Direct proof of empty set being subset of every set

For any $B\subseteq A$, we have $A\setminus B\subseteq A$. So $A\setminus A=\varnothing\subseteq A$.

(This proof operates at a slightly higher level of abstraction than verifying the definition of $\varnothing\subseteq A$. Since the definition is so easy to verify, you might think that it's silly to take a different strategy. If so, fair enough!)

There is a direct proof, if you know what a vacuous truth is. But the problem is that when one sees this statement $\varnothing\subseteq A$, it's usually before fully understanding vacuous arguments. So it's slightly more instructive to first give a proof by contradiction, and then discuss vacuous arguments. At least from my experience teaching this argument.

The proof is simple.

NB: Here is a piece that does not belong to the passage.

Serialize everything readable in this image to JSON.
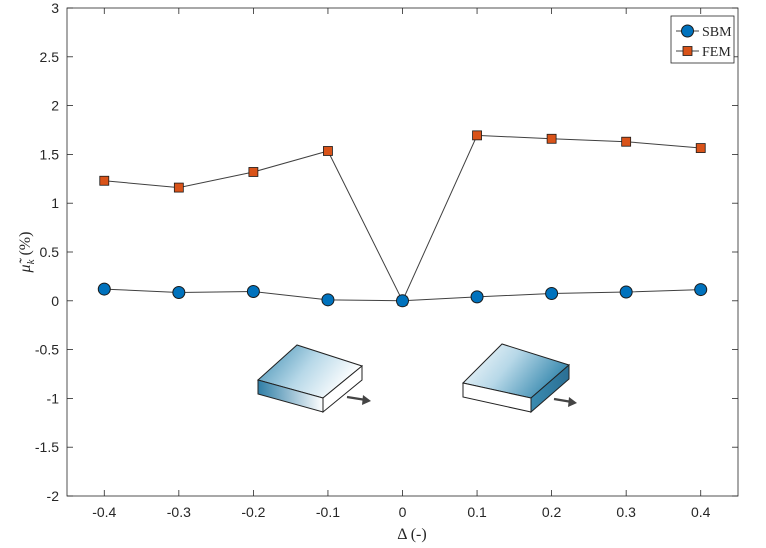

We verify that $\forall x\in\varnothing$ it holds that $x\in A$. However, since $\forall x(x\notin\varnothing)$, the argument holds vacuously. And we are done.

Yes, there's a direct proof:

The way that we show that a set $A$ is a subset of a set $B$, i.e. $A \subseteq B$, is that we show that all of the elements of $A$ are also in $B$, i.e. $\forall a \in A, a\in B$.

So we want to show that $\emptyset \subseteq A$. So consider all the elements of the empty set. There are none. Therefore, the statement that they are in $A$ is vacuously true: $\forall x \in \emptyset, x \in A$. So $\emptyset \subseteq A$.